Abstract

Moshe Gammer's new study aims at “presenting a concise introductory history of the Chechen defiance of Russian power since the sixteenth century” (p. xi). The book performs this task admirably and, in so doing, breaks new ground. It should be noted, however, that Gammer's recitation essentially concludes in 1991 with the fall of Soviet communism and the collapse of the USSR. There is only the briefest coverage of the postcommunist 1994–1996 and 1999–2006 Russo-Chechen wars. Gammer's book provides a path-breaking analysis of four hundred years of military and spiritual struggle between the tsarist and Soviet regimes and ethnic Chechens.
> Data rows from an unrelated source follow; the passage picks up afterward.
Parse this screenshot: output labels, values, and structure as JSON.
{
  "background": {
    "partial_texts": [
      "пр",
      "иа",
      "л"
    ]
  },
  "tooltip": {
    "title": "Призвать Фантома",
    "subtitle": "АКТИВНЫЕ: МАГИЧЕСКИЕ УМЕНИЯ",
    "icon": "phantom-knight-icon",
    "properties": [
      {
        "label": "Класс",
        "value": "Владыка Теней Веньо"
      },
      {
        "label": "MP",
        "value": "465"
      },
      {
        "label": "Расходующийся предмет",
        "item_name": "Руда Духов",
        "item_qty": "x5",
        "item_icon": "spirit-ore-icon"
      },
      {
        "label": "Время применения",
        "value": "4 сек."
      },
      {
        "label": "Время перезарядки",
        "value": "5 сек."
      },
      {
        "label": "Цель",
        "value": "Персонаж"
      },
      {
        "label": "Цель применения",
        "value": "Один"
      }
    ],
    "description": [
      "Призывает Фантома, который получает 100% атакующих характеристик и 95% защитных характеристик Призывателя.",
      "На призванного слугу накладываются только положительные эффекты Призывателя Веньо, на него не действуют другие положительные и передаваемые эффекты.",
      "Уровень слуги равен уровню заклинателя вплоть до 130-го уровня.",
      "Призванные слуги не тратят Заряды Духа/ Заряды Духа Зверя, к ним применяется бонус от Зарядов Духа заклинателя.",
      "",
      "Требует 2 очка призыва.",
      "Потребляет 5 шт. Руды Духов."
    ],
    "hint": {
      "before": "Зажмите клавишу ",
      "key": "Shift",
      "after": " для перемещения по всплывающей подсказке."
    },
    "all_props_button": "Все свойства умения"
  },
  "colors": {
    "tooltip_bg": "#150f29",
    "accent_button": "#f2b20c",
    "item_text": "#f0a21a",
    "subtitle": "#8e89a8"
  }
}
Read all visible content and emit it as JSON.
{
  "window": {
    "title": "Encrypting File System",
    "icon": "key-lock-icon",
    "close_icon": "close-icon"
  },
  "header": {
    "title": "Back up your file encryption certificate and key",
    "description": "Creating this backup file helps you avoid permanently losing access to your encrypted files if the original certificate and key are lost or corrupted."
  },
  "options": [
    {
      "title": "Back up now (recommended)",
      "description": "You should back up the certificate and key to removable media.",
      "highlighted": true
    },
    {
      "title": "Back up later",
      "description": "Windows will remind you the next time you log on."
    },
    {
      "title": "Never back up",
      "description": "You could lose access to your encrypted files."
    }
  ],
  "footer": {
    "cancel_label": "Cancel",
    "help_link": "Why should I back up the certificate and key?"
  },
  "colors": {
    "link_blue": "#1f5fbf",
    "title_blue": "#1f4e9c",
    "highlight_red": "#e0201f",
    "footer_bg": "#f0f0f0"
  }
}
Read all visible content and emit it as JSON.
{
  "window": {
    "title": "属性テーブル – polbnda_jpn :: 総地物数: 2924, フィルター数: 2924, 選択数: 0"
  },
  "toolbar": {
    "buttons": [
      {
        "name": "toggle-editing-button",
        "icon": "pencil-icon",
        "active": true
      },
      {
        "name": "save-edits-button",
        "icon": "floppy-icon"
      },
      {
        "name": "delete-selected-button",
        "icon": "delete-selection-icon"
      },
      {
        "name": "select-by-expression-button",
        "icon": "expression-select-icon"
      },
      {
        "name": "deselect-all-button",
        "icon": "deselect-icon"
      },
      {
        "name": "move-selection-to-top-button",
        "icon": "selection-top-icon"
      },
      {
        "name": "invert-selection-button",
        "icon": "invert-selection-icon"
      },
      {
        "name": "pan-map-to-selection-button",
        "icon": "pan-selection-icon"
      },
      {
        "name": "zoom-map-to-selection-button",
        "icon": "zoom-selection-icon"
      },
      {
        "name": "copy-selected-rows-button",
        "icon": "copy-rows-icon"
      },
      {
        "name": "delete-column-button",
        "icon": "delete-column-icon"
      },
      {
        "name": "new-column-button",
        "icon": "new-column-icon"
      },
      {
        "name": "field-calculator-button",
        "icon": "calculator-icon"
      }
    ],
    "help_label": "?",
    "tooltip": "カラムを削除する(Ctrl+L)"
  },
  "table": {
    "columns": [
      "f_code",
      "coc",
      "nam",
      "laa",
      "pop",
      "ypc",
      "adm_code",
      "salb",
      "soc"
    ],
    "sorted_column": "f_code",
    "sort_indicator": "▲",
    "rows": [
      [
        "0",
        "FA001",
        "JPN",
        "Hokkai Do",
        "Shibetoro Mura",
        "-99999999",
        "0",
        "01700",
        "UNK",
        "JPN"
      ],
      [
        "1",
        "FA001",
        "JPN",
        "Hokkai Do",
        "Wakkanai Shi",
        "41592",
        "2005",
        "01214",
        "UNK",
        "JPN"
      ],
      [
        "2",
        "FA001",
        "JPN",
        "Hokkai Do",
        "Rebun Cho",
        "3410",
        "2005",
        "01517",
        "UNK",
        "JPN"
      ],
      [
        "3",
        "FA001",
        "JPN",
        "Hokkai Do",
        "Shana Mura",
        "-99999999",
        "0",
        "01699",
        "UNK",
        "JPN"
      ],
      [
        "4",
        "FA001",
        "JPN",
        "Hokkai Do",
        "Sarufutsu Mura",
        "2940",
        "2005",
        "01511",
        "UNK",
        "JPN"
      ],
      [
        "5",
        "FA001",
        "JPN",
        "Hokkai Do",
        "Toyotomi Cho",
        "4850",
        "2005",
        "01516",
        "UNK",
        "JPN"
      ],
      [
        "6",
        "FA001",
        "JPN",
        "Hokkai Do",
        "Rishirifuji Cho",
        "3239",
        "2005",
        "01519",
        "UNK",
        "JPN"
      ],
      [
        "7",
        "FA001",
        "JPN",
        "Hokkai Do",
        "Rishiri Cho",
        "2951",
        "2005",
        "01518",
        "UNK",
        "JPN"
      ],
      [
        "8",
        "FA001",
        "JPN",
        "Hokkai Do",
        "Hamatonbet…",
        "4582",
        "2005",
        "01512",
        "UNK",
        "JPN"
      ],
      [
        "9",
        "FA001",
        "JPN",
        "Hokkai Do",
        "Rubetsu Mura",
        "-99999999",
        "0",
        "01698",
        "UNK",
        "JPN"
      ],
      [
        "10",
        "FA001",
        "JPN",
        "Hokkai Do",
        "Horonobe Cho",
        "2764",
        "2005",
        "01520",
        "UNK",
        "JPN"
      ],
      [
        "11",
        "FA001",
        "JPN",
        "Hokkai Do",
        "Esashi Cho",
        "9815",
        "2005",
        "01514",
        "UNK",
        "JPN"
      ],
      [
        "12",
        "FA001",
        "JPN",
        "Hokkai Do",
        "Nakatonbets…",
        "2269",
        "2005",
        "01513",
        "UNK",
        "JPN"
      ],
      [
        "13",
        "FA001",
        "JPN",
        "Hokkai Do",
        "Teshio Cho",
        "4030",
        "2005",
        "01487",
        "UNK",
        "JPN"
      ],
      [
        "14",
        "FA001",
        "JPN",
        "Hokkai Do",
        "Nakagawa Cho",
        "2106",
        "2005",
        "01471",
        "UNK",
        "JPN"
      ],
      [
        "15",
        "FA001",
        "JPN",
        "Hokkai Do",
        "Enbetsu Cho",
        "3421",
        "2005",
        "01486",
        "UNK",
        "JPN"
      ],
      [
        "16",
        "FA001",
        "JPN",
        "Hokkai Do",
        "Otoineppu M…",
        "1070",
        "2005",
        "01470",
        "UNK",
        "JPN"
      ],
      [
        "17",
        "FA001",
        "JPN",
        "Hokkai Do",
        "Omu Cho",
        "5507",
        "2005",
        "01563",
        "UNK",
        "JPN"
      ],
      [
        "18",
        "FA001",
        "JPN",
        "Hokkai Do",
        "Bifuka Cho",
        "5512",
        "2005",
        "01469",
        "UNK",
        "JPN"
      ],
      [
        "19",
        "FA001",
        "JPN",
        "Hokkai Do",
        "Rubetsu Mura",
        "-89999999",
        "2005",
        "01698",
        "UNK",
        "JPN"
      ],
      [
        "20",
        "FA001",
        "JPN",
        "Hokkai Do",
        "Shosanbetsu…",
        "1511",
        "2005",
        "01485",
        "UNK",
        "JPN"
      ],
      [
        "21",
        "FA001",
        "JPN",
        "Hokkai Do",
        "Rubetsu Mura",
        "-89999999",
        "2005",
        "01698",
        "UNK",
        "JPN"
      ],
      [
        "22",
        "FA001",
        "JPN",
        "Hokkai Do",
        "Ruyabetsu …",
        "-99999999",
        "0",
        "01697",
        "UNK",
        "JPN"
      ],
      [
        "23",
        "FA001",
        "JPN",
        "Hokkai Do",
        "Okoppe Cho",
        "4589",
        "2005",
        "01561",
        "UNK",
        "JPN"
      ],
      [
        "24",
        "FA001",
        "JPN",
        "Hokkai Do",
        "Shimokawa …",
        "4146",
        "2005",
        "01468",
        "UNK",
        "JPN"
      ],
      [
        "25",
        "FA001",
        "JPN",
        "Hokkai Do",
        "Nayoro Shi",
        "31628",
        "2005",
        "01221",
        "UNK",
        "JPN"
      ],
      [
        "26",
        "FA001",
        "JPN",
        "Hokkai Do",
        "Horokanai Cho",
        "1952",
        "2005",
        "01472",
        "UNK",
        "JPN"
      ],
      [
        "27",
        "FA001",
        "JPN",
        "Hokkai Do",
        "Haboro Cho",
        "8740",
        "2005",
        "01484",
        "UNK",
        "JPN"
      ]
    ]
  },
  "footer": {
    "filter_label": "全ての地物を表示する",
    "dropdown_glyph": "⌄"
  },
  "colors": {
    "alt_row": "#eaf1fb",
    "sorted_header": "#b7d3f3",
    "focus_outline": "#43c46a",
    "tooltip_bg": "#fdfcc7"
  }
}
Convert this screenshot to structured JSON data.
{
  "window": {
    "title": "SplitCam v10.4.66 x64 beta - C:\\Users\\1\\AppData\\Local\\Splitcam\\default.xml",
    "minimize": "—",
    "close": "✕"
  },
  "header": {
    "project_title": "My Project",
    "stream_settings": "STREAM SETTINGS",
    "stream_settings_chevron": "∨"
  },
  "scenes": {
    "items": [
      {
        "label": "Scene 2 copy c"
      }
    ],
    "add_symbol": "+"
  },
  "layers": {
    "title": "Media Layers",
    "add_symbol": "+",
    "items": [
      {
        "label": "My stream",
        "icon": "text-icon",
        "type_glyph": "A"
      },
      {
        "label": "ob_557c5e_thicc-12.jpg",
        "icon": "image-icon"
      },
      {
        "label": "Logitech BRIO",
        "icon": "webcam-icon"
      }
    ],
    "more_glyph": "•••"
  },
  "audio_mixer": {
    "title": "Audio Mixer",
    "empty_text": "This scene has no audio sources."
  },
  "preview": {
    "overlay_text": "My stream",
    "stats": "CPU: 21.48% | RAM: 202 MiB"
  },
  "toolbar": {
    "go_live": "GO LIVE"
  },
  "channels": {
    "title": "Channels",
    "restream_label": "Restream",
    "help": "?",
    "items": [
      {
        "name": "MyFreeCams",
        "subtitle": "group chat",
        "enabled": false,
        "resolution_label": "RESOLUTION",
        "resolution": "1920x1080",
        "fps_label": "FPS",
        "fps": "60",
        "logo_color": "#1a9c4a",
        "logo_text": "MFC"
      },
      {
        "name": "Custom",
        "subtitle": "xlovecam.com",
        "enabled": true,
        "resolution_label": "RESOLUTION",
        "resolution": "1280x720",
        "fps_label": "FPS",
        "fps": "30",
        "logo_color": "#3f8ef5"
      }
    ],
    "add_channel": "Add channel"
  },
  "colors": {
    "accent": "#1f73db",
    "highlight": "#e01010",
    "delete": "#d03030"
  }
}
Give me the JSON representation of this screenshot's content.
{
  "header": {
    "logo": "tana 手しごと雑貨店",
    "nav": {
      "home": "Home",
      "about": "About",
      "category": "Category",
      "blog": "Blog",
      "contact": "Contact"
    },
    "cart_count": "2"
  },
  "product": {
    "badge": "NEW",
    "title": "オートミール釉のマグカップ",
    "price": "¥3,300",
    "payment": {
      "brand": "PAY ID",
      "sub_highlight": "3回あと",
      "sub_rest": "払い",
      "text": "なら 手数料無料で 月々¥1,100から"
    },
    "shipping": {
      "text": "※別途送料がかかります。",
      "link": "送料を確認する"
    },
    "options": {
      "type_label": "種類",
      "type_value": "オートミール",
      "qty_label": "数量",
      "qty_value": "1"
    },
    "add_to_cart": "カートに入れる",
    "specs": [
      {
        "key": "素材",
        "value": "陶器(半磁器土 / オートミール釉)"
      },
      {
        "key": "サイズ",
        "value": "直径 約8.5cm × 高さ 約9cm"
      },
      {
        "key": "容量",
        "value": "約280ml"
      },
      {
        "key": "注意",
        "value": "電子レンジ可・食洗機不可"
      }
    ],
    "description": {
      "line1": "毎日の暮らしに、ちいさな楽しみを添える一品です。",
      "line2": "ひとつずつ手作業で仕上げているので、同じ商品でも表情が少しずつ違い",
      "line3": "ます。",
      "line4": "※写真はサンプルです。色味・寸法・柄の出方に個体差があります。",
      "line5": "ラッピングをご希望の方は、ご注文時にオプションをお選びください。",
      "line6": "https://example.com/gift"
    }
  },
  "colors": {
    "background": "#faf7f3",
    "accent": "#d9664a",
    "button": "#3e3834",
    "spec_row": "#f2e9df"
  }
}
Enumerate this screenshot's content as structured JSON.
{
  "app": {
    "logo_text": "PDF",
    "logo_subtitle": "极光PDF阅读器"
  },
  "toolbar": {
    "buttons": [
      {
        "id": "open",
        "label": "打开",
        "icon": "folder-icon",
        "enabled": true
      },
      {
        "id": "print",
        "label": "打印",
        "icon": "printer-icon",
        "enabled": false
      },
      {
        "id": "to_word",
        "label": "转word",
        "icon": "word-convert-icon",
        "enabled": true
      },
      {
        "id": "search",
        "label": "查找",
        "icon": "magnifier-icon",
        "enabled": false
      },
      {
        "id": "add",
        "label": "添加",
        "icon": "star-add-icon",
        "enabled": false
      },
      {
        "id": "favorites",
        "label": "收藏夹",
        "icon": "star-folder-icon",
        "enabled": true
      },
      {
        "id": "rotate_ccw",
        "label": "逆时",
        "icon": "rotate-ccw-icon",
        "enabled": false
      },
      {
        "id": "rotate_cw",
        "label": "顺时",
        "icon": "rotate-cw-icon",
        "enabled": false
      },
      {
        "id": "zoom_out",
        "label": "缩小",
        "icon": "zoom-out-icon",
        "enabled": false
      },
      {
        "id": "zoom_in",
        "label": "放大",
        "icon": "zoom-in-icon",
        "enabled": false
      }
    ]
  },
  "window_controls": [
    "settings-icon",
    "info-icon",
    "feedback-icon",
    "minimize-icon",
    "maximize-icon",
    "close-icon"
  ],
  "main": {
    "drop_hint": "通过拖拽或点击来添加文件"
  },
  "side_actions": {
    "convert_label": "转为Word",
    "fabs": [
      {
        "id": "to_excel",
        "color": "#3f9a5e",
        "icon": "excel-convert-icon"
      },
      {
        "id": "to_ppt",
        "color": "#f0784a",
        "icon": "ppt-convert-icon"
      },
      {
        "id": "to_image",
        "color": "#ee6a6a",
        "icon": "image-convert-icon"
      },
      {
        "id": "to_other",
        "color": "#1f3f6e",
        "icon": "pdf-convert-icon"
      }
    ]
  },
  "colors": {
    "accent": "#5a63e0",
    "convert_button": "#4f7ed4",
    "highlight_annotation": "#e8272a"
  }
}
The story that Gammer tells is a grim one of unrelenting aggression on the part of the Russian and Soviet leaderships that, on at least two occasions, resulted in genocide of the Chechens. In 1865, Gammer notes, the tsar's brother, Grand Duke Michael, quite plausibly estimated that the “the most hostile tribe, the Chechens” had lost twenty percent of their population in the course of their struggle against Russia (p. 80). Under Joseph Stalin, the Chechens once again lost some twenty percent of their population. (Gammer's section on the Stalinist genocide of the Chechens, incidentally, strikes me as too short.) This double genocide occurring under the tsars and communists serves as a background for the two most recent Russo-Chechen wars, over the course of which the Chechens have once again suffered heavy population losses.